The NAACP! In the heavens above, legendary figures such as Thurgood Marshall, Walter White and Roy Wilkins must be shaking their heads.
How did it get to the point that the country’s foremost civil rights organization is the target of a protestby the people it was created to serve? Forty years ago, Harlem was marching alongside NAACP leaders in the fight for justice and education equity for African Americans. So what happened?
Harlem residents gathered last month to urge the NAACP to drop a lawsuit it had filed with the teachers union against the New York City Department of Education. That lawsuit seeks to stop the closure of 22 bad schools as well as the placement of several charter schools in district school space.
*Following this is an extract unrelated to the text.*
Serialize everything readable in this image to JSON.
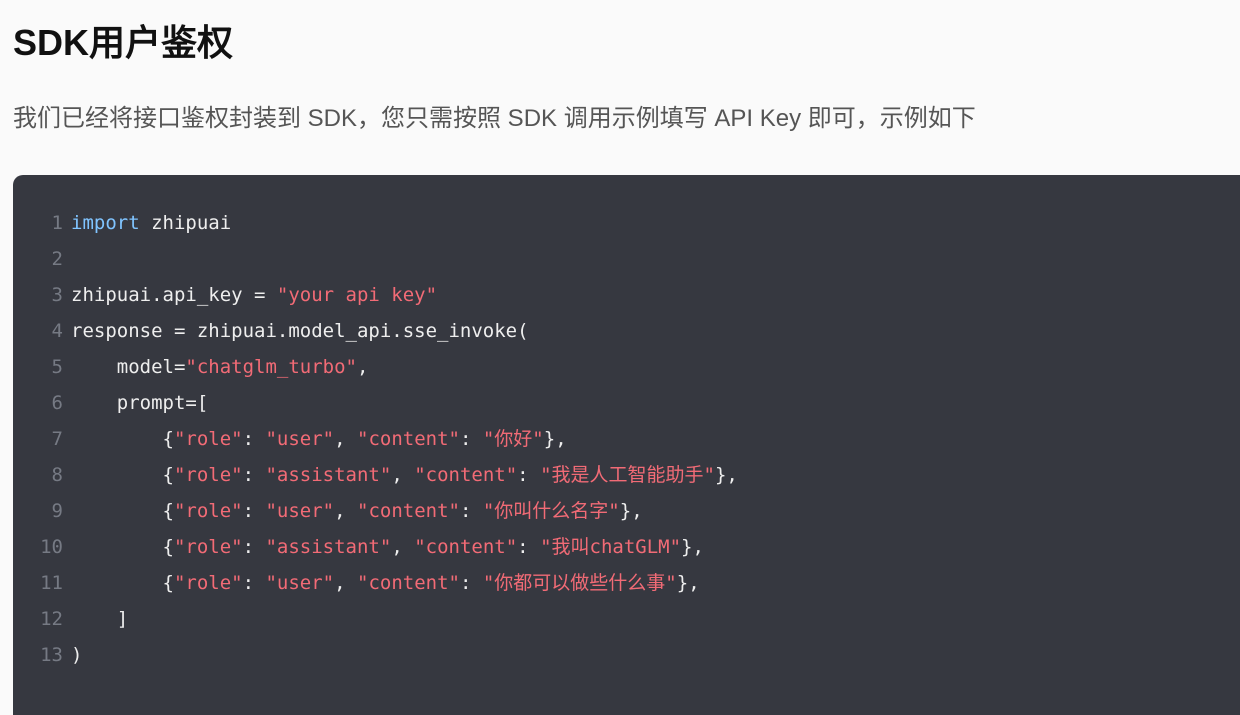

The lawsuit essentially could lead to the closing of several high-performing charter schools that primarily serve black children in Harlem. Seeing this threat, thousands of parents took to the street against those who would deny their child a good education — even if that meant marching against the NAACP.
In response, an NAACP spokesman says that the group supports alternative schools but doesn’t want the city to neglect its public schools. But wait a minute. Charter schools are public schools. What the NAACP seems intent on preserving is the “system” of New York public schools that has failed kids in Harlem for far too many years. System preservation has emerged as the common refrain from those fighting expanding charter schools and quality educational options for parents. Preserving such a system in its current form would ensure that thousands of low-income minority children fail to get the education they deserve. Ironically, the NAACP has become the protector of the status quo it once fought.
As an African American growing up in the ’60s, I revered the NAACP. I will never forget when my mother took me to a NAACP-League of Women Voters rally at Butler University in Indianapolis, my hometown. My mother was active in both groups, which, at that time, were protesting the presence of Alabama Gov. George Wallace on Butler’s campus. Wallace was an avowed segregationist who famously stood in the doorway of the University of Alabama to block the entrance of its first black students, Vivian Malone and James Hood. Only 7 at the time, I distinctly remember carrying a sign that I pointed in Wallace’s face. I don’t recall what the sign said, but I knew he didn’t want boys like me to get an education. As the police pushed me aside, my mother and her fellow protesters praised me for marching like a man for equal rights. Later, when my parents sat me down to give me my own NAACP membership card, I was proud beyond words.
I reflected on that time when I saw a photo of young black students at the Harlem march against the NAACP. I could see myself in one of those photos — a boy standing with his mom, holding a sign and making a statement in support of his future. I couldn’t help but see the irony: me marching with the NAACP against Wallace, and today’s children marching against the NAACP. It just shows that black parents will fight for the progress and quality education that their kids deserve — no matter who is standing in the way.
The writer, a former member of the D.C. Council, serves as board chair for the Black Alliance for Educational Options and Democrats for Education Reform.